For the first time, astronomers have discovered seven Earth-size planets orbiting a single nearby star — and these new worlds could hold life. This cluster of planets is less than 40 light-years away in the constellation Aquarius, according to NASA and the Belgian-led research team who announced the discovery 22 feb. 2017.
The planets closely circle a dwarf star named Trappist-1, which at 39 light years away makes the system a prime candidate to search for signs of life. Only marginally larger than Jupiter, the star shines with a feeble light about 2,000 times fainter than our sun.
TRAPPIST-1 is so small that it resembles Jupiter and its planets appear more like the jovian moons when laid out, distance-wise.
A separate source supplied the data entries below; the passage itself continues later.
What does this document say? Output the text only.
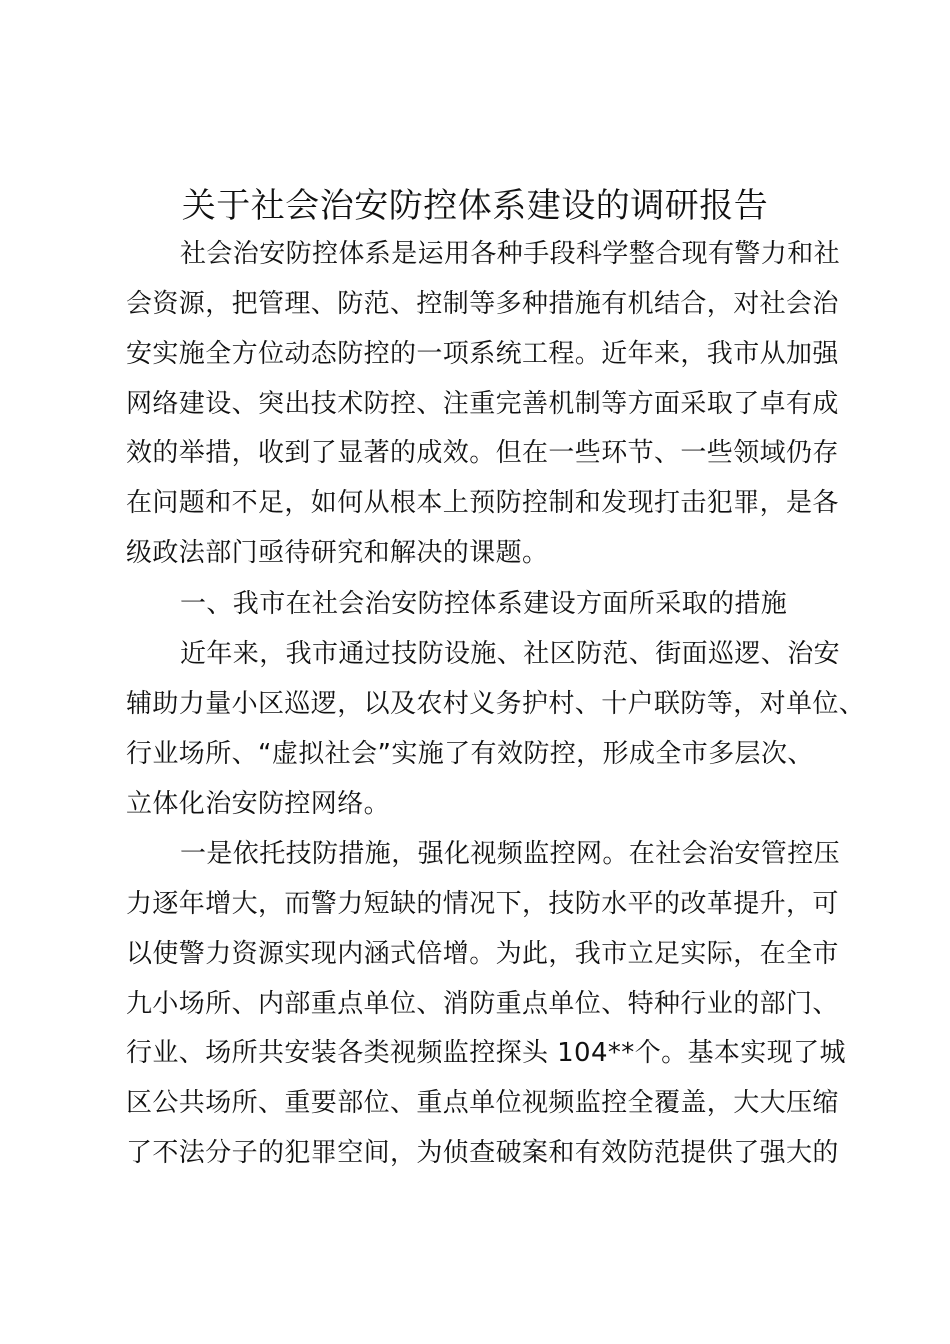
关于社会治安防控体系建设的调研报告
社会治安防控体系是运用各种手段科学整合现有警力和社
会资源，把管理、防范、控制等多种措施有机结合，对社会治
安实施全方位动态防控的一项系统工程。近年来，我市从加强
网络建设、突出技术防控、注重完善机制等方面采取了卓有成
效的举措，收到了显著的成效。但在一些环节、一些领域仍存
在问题和不足，如何从根本上预防控制和发现打击犯罪，是各
级政法部门亟待研究和解决的课题。
一、我市在社会治安防控体系建设方面所采取的措施
近年来，我市通过技防设施、社区防范、街面巡逻、治安
辅助力量小区巡逻，以及农村义务护村、十户联防等，对单位、
行业场所、“虚拟社会”实施了有效防控，形成全市多层次、
立体化治安防控网络。
一是依托技防措施，强化视频监控网。在社会治安管控压
力逐年增大，而警力短缺的情况下，技防水平的改革提升，可
以使警力资源实现内涵式倍增。为此，我市立足实际，在全市
九小场所、内部重点单位、消防重点单位、特种行业的部门、
行业、场所共安装各类视频监控探头 104**个。基本实现了城
区公共场所、重要部位、重点单位视频监控全覆盖，大大压缩
了不法分子的犯罪空间，为侦查破案和有效防范提供了强大的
TRAPPIST-1b has an orbital period of just 1.5 days and orbits at 1 percent the distance between the Sun and the Earth. Because TRAPPIST-1 is so small, though, instead of dooming the planet, it could give it just a slightly balmier-than-comfortable temperature.
Scientists said they need to study the atmospheres before determining whether these rocky, terrestrial planets could support some sort of life. But it already shows just how many Earth-size planets could be out there — especially in a star's sweet spot, ripe for extraterrestrial life. The more planets like this, the greater the potential of finding one that's truly habitable. Until now, only two or three Earth-size planets had been spotted around a star.
They all appear to be tidally locked, which means the same side continually faces the star, just like the same side of our moon always faces us. Life could still exist at these places, the researchers explained.